Maeva Mbianda a été vue en train d’écarter grandement ses jambes, montrant tout son palais, devant et arrière, au monde entier face à la caméra. Les vidéos ont quitté son téléphone pour atterrir dans les groupes et plateformes de discussion.
Maeva Mbianda, la jeune entrepreneure, réclame maintenant les vidéos de ce genre de Ducharisme et de Blanche Bahoken qui seraient également dehors. C’est la semaine des sextapes visiblement, avec tout qui fuite sur la toile. Mbianda accuse les blogueurs de faire du favoritisme.

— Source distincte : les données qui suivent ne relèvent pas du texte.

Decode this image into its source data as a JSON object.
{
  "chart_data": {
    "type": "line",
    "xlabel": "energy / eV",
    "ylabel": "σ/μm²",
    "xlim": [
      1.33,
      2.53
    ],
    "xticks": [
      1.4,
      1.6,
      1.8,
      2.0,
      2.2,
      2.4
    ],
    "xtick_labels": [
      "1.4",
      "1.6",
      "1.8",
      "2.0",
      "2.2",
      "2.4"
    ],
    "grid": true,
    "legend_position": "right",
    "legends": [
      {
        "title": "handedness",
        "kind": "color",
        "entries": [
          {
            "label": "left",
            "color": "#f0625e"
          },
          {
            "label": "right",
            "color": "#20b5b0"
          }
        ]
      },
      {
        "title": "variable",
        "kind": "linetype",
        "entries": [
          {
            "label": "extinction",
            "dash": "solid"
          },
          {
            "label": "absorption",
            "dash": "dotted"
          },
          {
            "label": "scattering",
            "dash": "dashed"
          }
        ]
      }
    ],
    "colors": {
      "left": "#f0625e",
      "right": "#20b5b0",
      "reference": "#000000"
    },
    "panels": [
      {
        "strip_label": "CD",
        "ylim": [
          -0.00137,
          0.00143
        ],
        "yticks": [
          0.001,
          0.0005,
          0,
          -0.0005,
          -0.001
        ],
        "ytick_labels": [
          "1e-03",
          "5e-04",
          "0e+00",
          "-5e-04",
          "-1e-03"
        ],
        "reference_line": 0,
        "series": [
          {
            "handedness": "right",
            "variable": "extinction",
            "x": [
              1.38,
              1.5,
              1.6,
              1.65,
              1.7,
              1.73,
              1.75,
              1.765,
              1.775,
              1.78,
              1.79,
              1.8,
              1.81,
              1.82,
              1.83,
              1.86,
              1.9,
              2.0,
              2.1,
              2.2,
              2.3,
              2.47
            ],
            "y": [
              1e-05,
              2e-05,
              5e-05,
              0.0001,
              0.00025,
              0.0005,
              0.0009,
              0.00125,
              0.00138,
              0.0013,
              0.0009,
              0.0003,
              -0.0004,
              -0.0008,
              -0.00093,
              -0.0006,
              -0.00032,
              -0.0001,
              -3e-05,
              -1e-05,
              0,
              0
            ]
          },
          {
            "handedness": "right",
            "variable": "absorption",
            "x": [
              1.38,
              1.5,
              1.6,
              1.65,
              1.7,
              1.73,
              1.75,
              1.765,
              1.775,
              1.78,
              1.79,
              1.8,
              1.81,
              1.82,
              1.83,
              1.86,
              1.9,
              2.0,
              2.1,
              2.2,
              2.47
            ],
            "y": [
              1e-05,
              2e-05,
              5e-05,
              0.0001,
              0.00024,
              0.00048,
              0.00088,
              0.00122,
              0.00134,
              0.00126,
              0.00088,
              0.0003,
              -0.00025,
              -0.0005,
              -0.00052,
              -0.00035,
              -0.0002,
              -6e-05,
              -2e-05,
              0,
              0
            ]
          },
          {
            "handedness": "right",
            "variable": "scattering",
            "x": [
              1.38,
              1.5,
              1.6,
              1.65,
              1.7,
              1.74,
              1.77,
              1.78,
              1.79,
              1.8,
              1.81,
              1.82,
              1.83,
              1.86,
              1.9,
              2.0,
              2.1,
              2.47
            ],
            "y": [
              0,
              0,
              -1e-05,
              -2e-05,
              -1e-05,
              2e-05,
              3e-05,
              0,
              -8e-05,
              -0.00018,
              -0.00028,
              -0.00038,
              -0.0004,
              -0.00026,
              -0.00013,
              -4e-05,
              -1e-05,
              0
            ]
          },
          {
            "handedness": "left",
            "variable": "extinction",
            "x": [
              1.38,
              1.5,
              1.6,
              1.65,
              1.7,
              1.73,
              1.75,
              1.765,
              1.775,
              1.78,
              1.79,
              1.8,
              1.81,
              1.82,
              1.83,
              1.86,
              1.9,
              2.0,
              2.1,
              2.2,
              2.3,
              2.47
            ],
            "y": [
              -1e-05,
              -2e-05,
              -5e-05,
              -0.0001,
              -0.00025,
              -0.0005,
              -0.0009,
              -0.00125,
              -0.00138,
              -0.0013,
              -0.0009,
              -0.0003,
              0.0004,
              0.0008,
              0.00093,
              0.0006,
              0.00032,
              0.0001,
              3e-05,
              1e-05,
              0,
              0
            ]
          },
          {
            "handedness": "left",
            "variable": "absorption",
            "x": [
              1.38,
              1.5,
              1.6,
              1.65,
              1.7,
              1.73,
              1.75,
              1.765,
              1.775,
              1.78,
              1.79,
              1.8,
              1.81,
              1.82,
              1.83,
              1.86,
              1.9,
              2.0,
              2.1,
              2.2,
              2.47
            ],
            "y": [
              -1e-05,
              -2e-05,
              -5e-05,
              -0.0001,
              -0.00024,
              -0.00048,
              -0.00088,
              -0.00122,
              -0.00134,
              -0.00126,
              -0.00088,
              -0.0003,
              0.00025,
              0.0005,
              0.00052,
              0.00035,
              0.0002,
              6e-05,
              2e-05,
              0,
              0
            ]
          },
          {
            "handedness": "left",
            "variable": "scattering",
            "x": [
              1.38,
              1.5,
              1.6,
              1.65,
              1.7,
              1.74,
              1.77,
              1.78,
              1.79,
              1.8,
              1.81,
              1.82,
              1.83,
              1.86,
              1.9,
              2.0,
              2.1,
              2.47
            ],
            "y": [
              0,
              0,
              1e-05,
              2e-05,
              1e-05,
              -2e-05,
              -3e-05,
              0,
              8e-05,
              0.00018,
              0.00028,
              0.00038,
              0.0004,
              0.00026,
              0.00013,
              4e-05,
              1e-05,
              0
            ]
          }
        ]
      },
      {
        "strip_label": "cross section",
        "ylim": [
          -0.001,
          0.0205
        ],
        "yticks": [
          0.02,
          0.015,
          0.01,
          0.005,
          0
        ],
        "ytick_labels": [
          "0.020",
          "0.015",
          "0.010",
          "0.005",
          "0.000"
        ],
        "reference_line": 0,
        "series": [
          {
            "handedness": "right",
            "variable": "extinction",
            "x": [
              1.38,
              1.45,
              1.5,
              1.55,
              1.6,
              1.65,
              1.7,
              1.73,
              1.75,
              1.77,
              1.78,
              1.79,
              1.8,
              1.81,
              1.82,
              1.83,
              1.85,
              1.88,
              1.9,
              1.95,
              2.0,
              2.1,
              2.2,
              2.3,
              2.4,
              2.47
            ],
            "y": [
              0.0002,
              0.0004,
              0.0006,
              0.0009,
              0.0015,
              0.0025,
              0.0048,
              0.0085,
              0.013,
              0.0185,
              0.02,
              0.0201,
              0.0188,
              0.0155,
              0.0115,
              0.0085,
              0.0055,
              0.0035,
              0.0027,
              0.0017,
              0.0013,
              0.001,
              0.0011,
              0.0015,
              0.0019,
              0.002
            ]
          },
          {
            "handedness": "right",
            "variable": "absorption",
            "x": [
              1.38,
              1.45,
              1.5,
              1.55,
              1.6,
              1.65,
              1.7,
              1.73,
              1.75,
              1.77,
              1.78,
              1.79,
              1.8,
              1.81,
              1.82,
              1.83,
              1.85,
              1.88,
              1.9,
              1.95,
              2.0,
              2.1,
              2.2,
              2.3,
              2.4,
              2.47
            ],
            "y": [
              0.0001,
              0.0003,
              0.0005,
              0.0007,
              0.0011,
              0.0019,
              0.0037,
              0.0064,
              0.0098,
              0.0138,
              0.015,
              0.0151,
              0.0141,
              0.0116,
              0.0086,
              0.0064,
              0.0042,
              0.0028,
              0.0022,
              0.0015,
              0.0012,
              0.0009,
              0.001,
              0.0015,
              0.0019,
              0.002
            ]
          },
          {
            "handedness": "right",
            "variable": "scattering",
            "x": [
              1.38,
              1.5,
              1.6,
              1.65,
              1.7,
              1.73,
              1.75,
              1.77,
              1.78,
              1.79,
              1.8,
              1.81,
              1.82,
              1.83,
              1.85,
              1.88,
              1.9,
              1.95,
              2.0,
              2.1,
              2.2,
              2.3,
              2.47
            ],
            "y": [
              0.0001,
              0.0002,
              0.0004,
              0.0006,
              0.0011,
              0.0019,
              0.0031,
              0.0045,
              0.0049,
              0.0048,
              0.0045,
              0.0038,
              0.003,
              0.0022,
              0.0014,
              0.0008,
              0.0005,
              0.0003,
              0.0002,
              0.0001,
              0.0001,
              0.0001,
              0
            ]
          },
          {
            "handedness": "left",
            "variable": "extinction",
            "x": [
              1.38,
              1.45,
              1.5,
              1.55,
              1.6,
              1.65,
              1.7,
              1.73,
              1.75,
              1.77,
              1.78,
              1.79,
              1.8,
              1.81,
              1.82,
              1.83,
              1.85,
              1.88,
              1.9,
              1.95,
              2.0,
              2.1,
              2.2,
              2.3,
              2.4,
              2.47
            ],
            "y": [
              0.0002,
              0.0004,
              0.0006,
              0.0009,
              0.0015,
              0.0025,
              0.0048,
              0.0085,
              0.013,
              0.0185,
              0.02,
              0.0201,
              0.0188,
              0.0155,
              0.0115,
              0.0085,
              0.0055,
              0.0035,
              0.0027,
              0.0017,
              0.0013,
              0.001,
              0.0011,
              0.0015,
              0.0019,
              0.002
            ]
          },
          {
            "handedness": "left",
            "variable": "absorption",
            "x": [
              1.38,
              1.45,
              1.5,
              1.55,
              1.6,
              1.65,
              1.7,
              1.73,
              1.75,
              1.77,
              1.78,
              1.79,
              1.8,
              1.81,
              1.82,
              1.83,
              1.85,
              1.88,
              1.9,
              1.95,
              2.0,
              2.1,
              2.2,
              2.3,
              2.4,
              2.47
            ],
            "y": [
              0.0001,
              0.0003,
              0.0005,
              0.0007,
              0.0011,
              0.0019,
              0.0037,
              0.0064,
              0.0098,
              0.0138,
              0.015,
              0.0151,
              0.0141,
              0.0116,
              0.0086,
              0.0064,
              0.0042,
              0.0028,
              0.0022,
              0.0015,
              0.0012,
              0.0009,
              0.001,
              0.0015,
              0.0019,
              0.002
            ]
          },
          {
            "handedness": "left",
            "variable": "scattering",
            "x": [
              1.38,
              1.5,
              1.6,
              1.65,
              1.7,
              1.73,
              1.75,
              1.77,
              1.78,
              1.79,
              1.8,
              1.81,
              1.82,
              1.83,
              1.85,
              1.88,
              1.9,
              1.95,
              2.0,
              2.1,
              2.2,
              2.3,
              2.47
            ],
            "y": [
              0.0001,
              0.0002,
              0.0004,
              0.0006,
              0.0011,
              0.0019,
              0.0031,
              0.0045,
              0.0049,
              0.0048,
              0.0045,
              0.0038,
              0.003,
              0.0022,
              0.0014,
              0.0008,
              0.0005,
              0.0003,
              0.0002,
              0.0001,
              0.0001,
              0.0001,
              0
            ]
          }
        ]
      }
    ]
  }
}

Dans une récente sortie, elle dit : « C’est réellement moi qui ai demandé les vidéos de Ducharisme et de Blanche Bahoken. Parce que, dans ce pays, vous faites trop de favoritisme. Quand il s’agit des autres, vous mettez le pressing ».
Maeva estime qu’ils ont tellement mis le pressing sur Rachelou. « Est-ce que Rachelou vendait le piment ? Vous avez mis le pressing sur l’enfant d’autrui jusqu’à ce qu’elle fasse une dépression. Si elle est même encore vivante, je ne sais pas. Vous m’avez mis le pressing ici. Qu’est-ce qu’on ne m’a pas dit ? On m’a lavée et on continue à me mettre le pressing. Donc parce que moi je vends la nourriture à Simbock, je suis pauvre, je n’ai pas d’argent, mes nudes sont sortis, vous criez Maeva par-ci, vous m’insultez », continue-t-elle.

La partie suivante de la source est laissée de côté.